Under normal circumstances, you don’t enter a REM sleep stage until you’ve been asleep for about 90 minutes. As the night goes on, REM stages get longer, especially in the second half of the night. While the first REM stage may last only a few minutes, later stages can last for around an hour. In total, REM stages make up around 25% of sleep in adults.
Why Do the Sleep Stages Matter?
Sleep stages are important because they allow the brain and body to recuperate and develop. Failure to obtain enough of both deep sleep and REM sleep may explain some of the profound consequences of insufficient sleep on thinking, emotions, and physical health.
Sleepers who are frequently awoken during earlier stages, such as people with sleep apnea, may struggle to properly cycle into these deeper sleep stages. People with insomnia may not get enough total sleep to accumulate the needed time in each stage.
What Affects Sleep Stages?
While there is a typical pattern for sleep stages, there can be substantial individual variation based on a number of factors:
- Age: Time in each stage changes dramatically over a person’s life. Newborns spend far more time (around 50%) in REM sleep and may enter a REM stage as soon as they fall asleep. As they get older, their sleep becomes similar to that of adults, normally reaching a comparable sleep architecture by the age of 5. On the other hand, elderly people tend to spend less time in REM sleep.

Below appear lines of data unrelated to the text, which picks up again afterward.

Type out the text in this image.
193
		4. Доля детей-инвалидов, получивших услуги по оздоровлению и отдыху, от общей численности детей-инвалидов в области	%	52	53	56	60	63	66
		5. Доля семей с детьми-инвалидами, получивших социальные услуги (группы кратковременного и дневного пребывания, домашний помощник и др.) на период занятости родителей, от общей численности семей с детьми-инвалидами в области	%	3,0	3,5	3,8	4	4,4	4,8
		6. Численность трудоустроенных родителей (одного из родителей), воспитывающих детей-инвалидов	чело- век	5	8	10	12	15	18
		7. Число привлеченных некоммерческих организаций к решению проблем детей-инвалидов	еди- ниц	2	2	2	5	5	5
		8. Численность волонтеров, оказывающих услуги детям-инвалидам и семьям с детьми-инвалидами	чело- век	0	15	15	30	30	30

- Recent sleep patterns: If a person gets irregular or insufficient sleep over a period of days or more, it can cause an abnormal sleep cycle.
- Alcohol: Alcohol and some other drugs can alter sleep architecture. For example, alcohol decreases REM sleep early in the night, but as the alcohol wears off, there is a REM sleep rebound, with prolonged REM stages.

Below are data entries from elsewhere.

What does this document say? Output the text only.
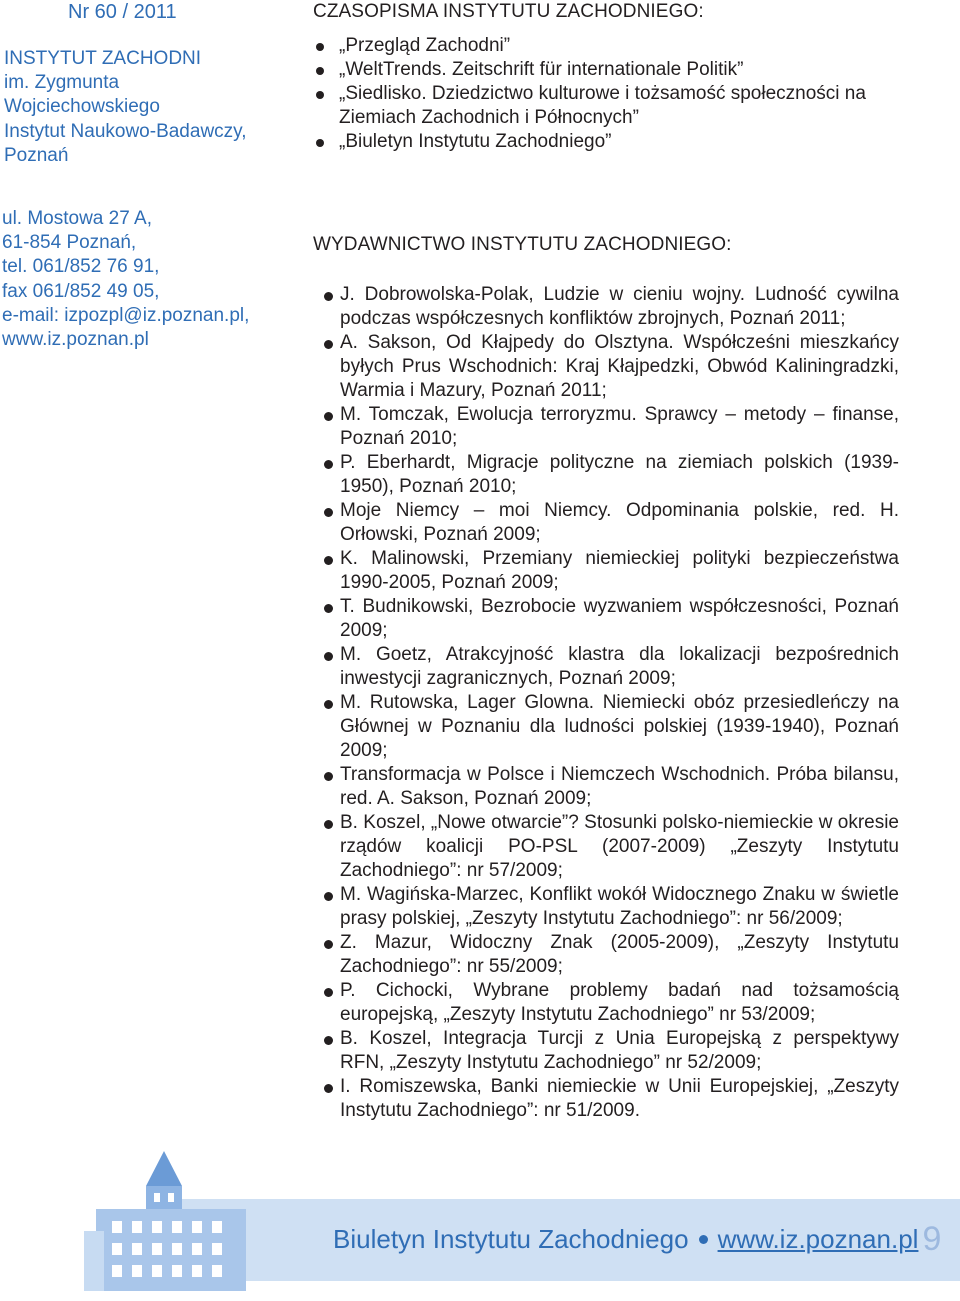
Nr 60 / 2011
INSTYTUT ZACHODNI
im. Zygmunta
Wojciechowskiego
Instytut Naukowo-Badawczy,
Poznań
ul. Mostowa 27 A,
61-854 Poznań,
tel. 061/852 76 91,
fax 061/852 49 05,
e-mail: izpozpl@iz.poznan.pl,
www.iz.poznan.pl
CZASOPISMA INSTYTUTU ZACHODNIEGO:
„Przegląd Zachodni”
„WeltTrends. Zeitschrift für internationale Politik”
„Siedlisko. Dziedzictwo kulturowe i tożsamość społeczności na Ziemiach Zachodnich i Północnych”
„Biuletyn Instytutu Zachodniego”
WYDAWNICTWO INSTYTUTU ZACHODNIEGO:
J. Dobrowolska-Polak, Ludzie w cieniu wojny. Ludność cywilna podczas współczesnych konfliktów zbrojnych, Poznań 2011;
A. Sakson, Od Kłajpedy do Olsztyna. Współcześni mieszkańcy byłych Prus Wschodnich: Kraj Kłajpedzki, Obwód Kaliningradzki, Warmia i Mazury, Poznań 2011;
M. Tomczak, Ewolucja terroryzmu. Sprawcy – metody – finanse, Poznań 2010;
P. Eberhardt, Migracje polityczne na ziemiach polskich (1939-1950), Poznań 2010;
Moje Niemcy – moi Niemcy. Odpominania polskie, red. H. Orłowski, Poznań 2009;
K. Malinowski, Przemiany niemieckiej polityki bezpieczeństwa 1990-2005, Poznań 2009;
T. Budnikowski, Bezrobocie wyzwaniem współczesności, Poznań 2009;
M. Goetz, Atrakcyjność klastra dla lokalizacji bezpośrednich inwestycji zagranicznych, Poznań 2009;
M. Rutowska, Lager Glowna. Niemiecki obóz przesiedleńczy na Głównej w Poznaniu dla ludności polskiej (1939-1940), Poznań 2009;
Transformacja w Polsce i Niemczech Wschodnich. Próba bilansu, red. A. Sakson, Poznań 2009;
B. Koszel, „Nowe otwarcie”? Stosunki polsko-niemieckie w okresie rządów koalicji PO-PSL (2007-2009) „Zeszyty Instytutu Zachodniego”: nr 57/2009;
M. Wagińska-Marzec, Konflikt wokół Widocznego Znaku w świetle prasy polskiej, „Zeszyty Instytutu Zachodniego”: nr 56/2009;
Z. Mazur, Widoczny Znak (2005-2009), „Zeszyty Instytutu Zachodniego”: nr 55/2009;
P. Cichocki, Wybrane problemy badań nad tożsamością europejską, „Zeszyty Instytutu Zachodniego” nr 53/2009;
B. Koszel, Integracja Turcji z Unia Europejską z perspektywy RFN, „Zeszyty Instytutu Zachodniego” nr 52/2009;
I. Romiszewska, Banki niemieckie w Unii Europejskiej, „Zeszyty Instytutu Zachodniego”: nr 51/2009.
Biuletyn Instytutu Zachodniego www.iz.poznan.pl 9
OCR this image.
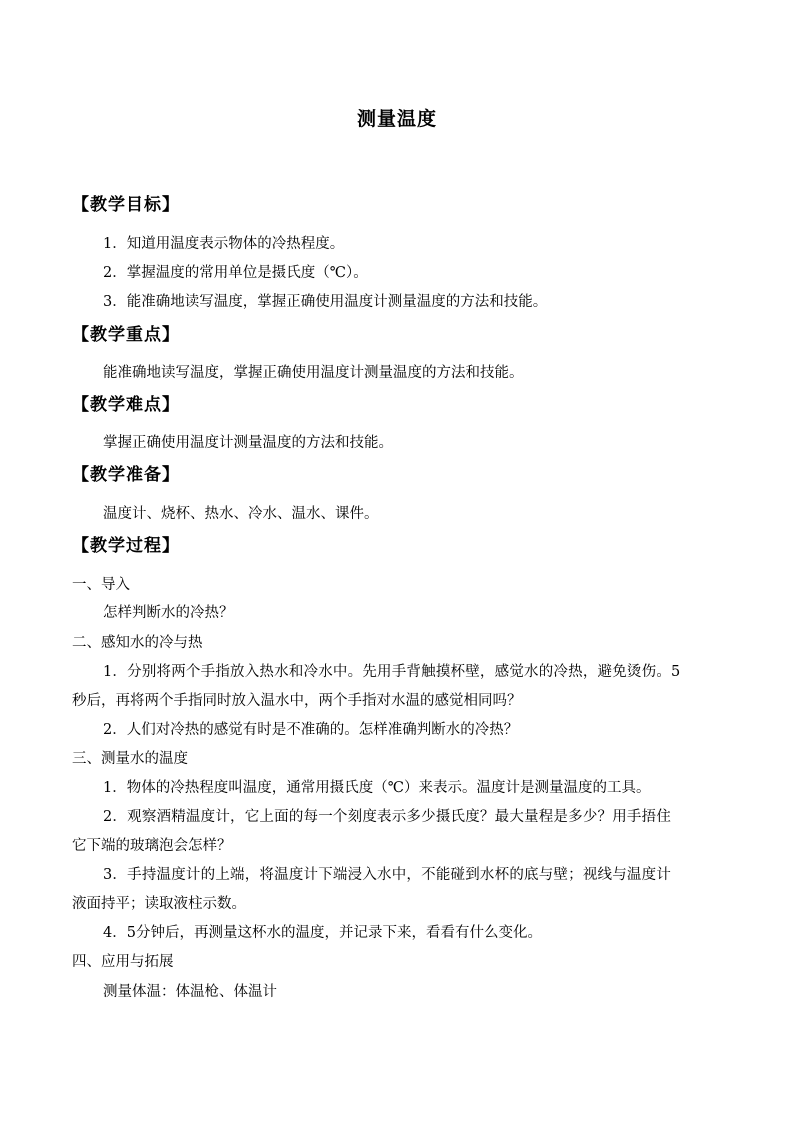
测量温度
【教学目标】
1．知道用温度表示物体的冷热程度。
2．掌握温度的常用单位是摄氏度（℃）。
3．能准确地读写温度，掌握正确使用温度计测量温度的方法和技能。
【教学重点】
能准确地读写温度，掌握正确使用温度计测量温度的方法和技能。
【教学难点】
掌握正确使用温度计测量温度的方法和技能。
【教学准备】
温度计、烧杯、热水、冷水、温水、课件。
【教学过程】
一、导入
怎样判断水的冷热？
二、感知水的冷与热
1．分别将两个手指放入热水和冷水中。先用手背触摸杯壁，感觉水的冷热，避免烫伤。5
秒后，再将两个手指同时放入温水中，两个手指对水温的感觉相同吗？
2．人们对冷热的感觉有时是不准确的。怎样准确判断水的冷热？
三、测量水的温度
1．物体的冷热程度叫温度，通常用摄氏度（℃）来表示。温度计是测量温度的工具。
2．观察酒精温度计，它上面的每一个刻度表示多少摄氏度？最大量程是多少？用手捂住
它下端的玻璃泡会怎样？
3．手持温度计的上端，将温度计下端浸入水中，不能碰到水杯的底与壁；视线与温度计
液面持平；读取液柱示数。
4．5分钟后，再测量这杯水的温度，并记录下来，看看有什么变化。
四、应用与拓展
测量体温：体温枪、体温计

- Sleep disorders: Sleep apnea, Restless Leg Syndrome (RLS), and other conditions that cause multiple awakenings may interrupt a healthy sleep cycle.
How Can You Have a Healthier Sleep Cycle?

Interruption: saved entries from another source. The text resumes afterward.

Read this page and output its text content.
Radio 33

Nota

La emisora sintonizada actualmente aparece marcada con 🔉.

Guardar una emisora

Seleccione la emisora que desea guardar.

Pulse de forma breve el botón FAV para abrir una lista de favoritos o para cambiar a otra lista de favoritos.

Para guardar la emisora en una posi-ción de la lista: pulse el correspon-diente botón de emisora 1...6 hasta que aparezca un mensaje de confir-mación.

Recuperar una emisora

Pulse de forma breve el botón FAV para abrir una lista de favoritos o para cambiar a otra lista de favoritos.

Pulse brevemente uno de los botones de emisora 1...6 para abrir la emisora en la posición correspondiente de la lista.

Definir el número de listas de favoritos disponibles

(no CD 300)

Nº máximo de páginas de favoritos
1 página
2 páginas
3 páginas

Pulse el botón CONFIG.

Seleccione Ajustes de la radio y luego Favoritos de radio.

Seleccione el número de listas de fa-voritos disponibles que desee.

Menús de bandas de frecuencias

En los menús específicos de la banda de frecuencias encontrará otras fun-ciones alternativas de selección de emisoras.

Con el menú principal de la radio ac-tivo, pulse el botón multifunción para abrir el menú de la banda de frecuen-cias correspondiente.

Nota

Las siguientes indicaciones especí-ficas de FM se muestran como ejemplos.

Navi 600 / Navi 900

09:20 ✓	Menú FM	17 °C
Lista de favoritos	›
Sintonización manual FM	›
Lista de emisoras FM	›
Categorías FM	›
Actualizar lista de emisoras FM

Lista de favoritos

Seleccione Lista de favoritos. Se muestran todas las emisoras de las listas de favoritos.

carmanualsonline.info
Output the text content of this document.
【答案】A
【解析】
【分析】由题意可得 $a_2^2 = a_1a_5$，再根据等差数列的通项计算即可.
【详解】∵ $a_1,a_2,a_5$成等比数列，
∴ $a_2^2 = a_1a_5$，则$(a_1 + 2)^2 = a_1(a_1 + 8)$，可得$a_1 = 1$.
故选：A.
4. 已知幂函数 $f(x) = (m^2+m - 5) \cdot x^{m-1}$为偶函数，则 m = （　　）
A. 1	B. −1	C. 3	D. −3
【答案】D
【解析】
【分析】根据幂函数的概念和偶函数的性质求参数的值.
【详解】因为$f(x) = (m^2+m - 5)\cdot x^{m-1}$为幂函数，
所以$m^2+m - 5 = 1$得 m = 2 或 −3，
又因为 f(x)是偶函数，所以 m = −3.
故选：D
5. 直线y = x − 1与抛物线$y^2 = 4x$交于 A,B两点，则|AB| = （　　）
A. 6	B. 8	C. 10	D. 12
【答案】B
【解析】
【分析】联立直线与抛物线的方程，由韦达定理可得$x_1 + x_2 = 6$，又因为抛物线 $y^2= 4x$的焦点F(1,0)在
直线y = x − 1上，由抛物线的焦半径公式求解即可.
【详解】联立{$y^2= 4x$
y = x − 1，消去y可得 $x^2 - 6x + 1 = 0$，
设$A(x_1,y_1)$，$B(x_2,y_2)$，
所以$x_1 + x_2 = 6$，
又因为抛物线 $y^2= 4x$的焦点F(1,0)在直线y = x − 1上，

While you don’t have full control of your sleep cycle, you can take steps to improve your chances of having a healthy progression through each sleep stage.
A key step is to focus on improving your sleep hygiene, which refers to your sleep environment (mattress, pillow, sheets, etc.) and sleep-related habits. Achieving a more consistent sleep schedule, getting natural daylight exposure, avoiding alcohol before bedtime, and eliminating noise and light disruptions can help you get uninterrupted sleep and promote proper alignment of your circadian rhythm.
If you find that you have excessive daytime sleepiness or otherwise suspect that you might have a sleep disorder like sleep apnea, it’s important to talk with a doctor who can most appropriately guide your care. Addressing underlying issues may pave the way for more complete and restorative sleep cycles.